Linda Blumberg is a former health policy adviser to President Bill Clinton, and a senior fellow at the Urban Institute’s Health Policy Center. She says the Affordable Care Act and its standards are more effective at controlling the growth of health care costs in states where there are higher levels of competition.
“The problem is in the states where you have a dominant hospital system that can’t be negotiated with because you’ve got to have that hospital system, or you have a single insurer that has a vast majority of the market, then it’s much harder to engender competition,” she said. “In states with markets, like Oregon and Colorado, with multiple hospital systems and insurers competing, the Affordable Care Act can open up the possibility for increased competition to bring premiums down lower.”
Vermont has both a dominant hospital system and insurer. Fletcher Allen Health Care in Burlington generates about half Vermont’s total patient revenues. Fletcher Allen Partners — the parent organization for Fletcher Allen, Central Vermont Medical Center and two New York hospitals — controls an even larger share of the market.
On the insurance side, Blue Cross controls more than 75 percent of the individual and small-group health insurance market. Those are the populations that will buy insurance on the state’s new market, Vermont Health Connect. In 2014, Vermonters buying insurance independently or via businesses with 50 or fewer employees are legally mandated to purchase coverage through this market.
Robin Lunge, director of Health Care Reform for the Shumlin administration, said Vermont’s guaranteed issue and community rating policies drive up premiums. The state’s guaranteed issue policy ensures that people receive health insurance for pre-existing conditions, and its community rating policy requires that all insurers charge patients the same rate for the same insurance policies.
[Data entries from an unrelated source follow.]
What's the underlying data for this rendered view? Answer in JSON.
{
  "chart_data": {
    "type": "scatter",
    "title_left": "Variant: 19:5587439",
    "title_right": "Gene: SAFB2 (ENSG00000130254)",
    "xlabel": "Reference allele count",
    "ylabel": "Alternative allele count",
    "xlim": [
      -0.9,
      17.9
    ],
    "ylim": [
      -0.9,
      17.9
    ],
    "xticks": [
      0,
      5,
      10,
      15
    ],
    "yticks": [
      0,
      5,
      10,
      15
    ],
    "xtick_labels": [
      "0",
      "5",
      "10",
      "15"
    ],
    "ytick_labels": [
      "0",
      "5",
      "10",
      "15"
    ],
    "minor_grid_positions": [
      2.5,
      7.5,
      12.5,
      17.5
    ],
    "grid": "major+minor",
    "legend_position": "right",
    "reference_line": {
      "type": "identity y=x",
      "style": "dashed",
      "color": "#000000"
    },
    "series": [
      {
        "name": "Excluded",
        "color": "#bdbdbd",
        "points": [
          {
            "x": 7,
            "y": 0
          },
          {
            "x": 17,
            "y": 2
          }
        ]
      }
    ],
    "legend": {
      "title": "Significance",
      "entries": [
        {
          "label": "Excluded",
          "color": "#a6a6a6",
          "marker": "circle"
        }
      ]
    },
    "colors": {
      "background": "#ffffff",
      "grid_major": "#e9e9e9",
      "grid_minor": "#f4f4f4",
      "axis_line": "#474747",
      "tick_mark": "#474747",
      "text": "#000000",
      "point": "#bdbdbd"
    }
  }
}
“When you look at Vermont and compare it to other states that are coming into ACA compliance now, what you will see is Vermont’s covered population is more expansive, and so our uninsured rate is lower,” Lunge said. “We are covering a more diverse group of population than most other states, and that means a wider age range and a wider range of people with varying health conditions.”
Since the state requires insurers to cover Vermonters with serious health care needs, this drives up the cost of insurance for the risk pool.
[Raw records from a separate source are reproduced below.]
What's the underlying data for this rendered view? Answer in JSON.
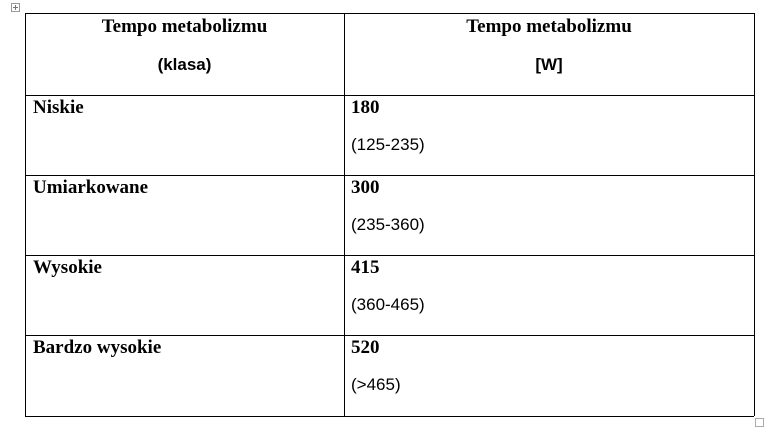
{
  "table": {
    "header": [
      {
        "line1": "Tempo metabolizmu",
        "line2": "(klasa)"
      },
      {
        "line1": "Tempo metabolizmu",
        "line2": "[W]"
      }
    ],
    "rows": [
      {
        "label": "Niskie",
        "value": 180,
        "range": "(125-235)"
      },
      {
        "label": "Umiarkowane",
        "value": 300,
        "range": "(235-360)"
      },
      {
        "label": "Wysokie",
        "value": 415,
        "range": "(360-465)"
      },
      {
        "label": "Bardzo wysokie",
        "value": 520,
        "range": "(>465)"
      }
    ]
  }
}
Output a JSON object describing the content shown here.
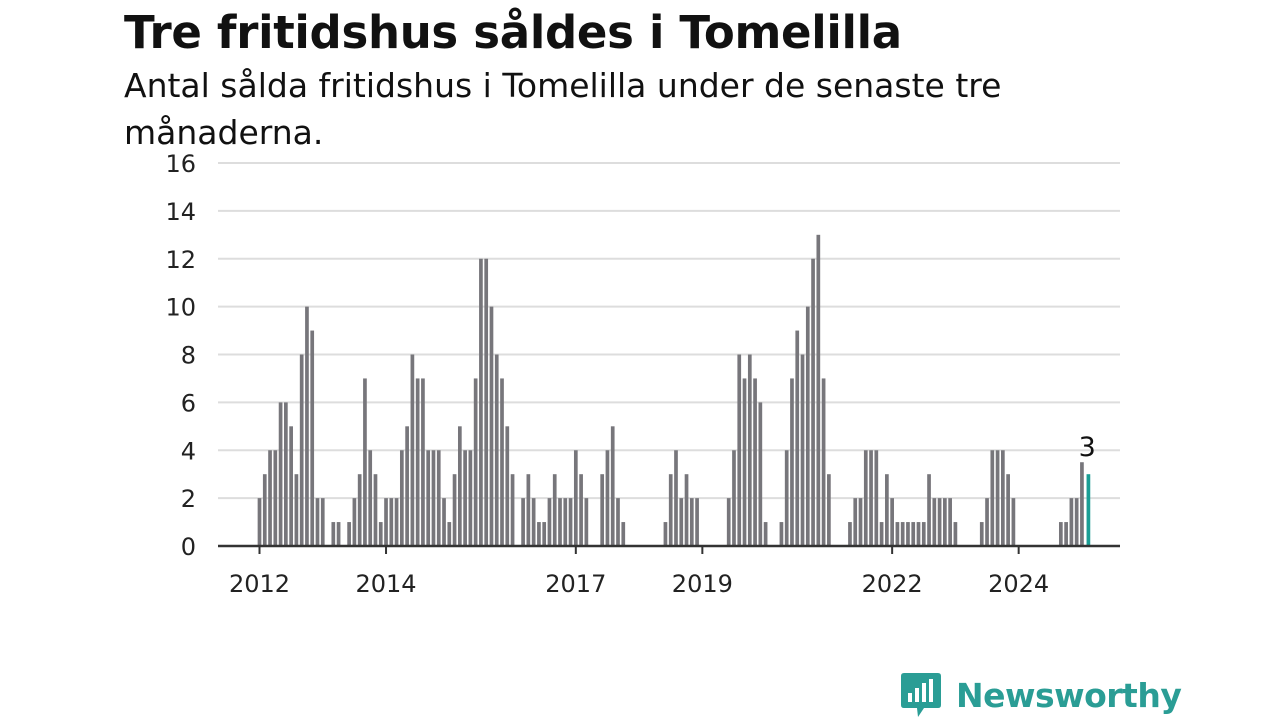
{
  "title": "Tre fritidshus såldes i Tomelilla",
  "subtitle": "Antal sålda fritidshus i Tomelilla under de senaste tre månaderna.",
  "brand": {
    "name": "Newsworthy",
    "color": "#2a9d95"
  },
  "colors": {
    "bar": "#77767b",
    "highlight": "#1a9e95",
    "grid": "#dddddd",
    "axis": "#333333"
  },
  "chart_data": {
    "type": "bar",
    "x_start": "2012-01",
    "frequency": "monthly",
    "ylim": [
      0,
      16
    ],
    "yticks": [
      0,
      2,
      4,
      6,
      8,
      10,
      12,
      14,
      16
    ],
    "xtick_labels": [
      "2012",
      "2014",
      "2017",
      "2019",
      "2022",
      "2024"
    ],
    "grid": "horizontal",
    "values": [
      2,
      3,
      4,
      4,
      6,
      6,
      5,
      3,
      8,
      10,
      9,
      2,
      2,
      0,
      1,
      1,
      0,
      1,
      2,
      3,
      7,
      4,
      3,
      1,
      2,
      2,
      2,
      4,
      5,
      8,
      7,
      7,
      4,
      4,
      4,
      2,
      1,
      3,
      5,
      4,
      4,
      7,
      12,
      12,
      10,
      8,
      7,
      5,
      3,
      0,
      2,
      3,
      2,
      1,
      1,
      2,
      3,
      2,
      2,
      2,
      4,
      3,
      2,
      0,
      0,
      3,
      4,
      5,
      2,
      1,
      0,
      0,
      0,
      0,
      0,
      0,
      0,
      1,
      3,
      4,
      2,
      3,
      2,
      2,
      0,
      0,
      0,
      0,
      0,
      2,
      4,
      8,
      7,
      8,
      7,
      6,
      1,
      0,
      0,
      1,
      4,
      7,
      9,
      8,
      10,
      12,
      13,
      7,
      3,
      0,
      0,
      0,
      1,
      2,
      2,
      4,
      4,
      4,
      1,
      3,
      2,
      1,
      1,
      1,
      1,
      1,
      1,
      3,
      2,
      2,
      2,
      2,
      1,
      0,
      0,
      0,
      0,
      1,
      2,
      4,
      4,
      4,
      3,
      2,
      0,
      0,
      0,
      0,
      0,
      0,
      0,
      0,
      1,
      1,
      2,
      2,
      3.5,
      3
    ],
    "highlight_last": true,
    "annotation": "3"
  }
}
Vermont also has the second-oldest population in the country, with a median age of 42.4 years old. The actuarial logic follows that older people require more health care. Since Vermont’s system doesn’t discriminate based on age, the older population is a driver of higher premiums.
Cynthia Cox is a health care economist at the Kaiser Family Foundation who co-authored a recent report comparing premiums in the new health insurance marketplaces. For a 40-year-old, Kaiser’s analysis found that Vermont has among the highest premiums in the country.
“Younger people will have higher premiums in Vermont than they might if they lived elsewhere, whereas older people might have lower premiums than if they lived elsewhere,” she said.
A Manhattan Institute analysis shows that Vermont’s premiums are going up as much as 133 percent for individuals in their 20s, while New York’s are dropping 29 percent. New York also has a community-rated system, but its demographics are different and its population is much larger. The Manhattan Institute compared the average of the least five expensive plans before the Affordable Care Act to the average of the least five expensive plans under the Affordable Care Act on a state-by-state basis.
Both Cox and Blumberg said their organizations are not planning to run such analyses juxtaposing pre-Obamacare plans with new ones because it would be like comparing apples to oranges.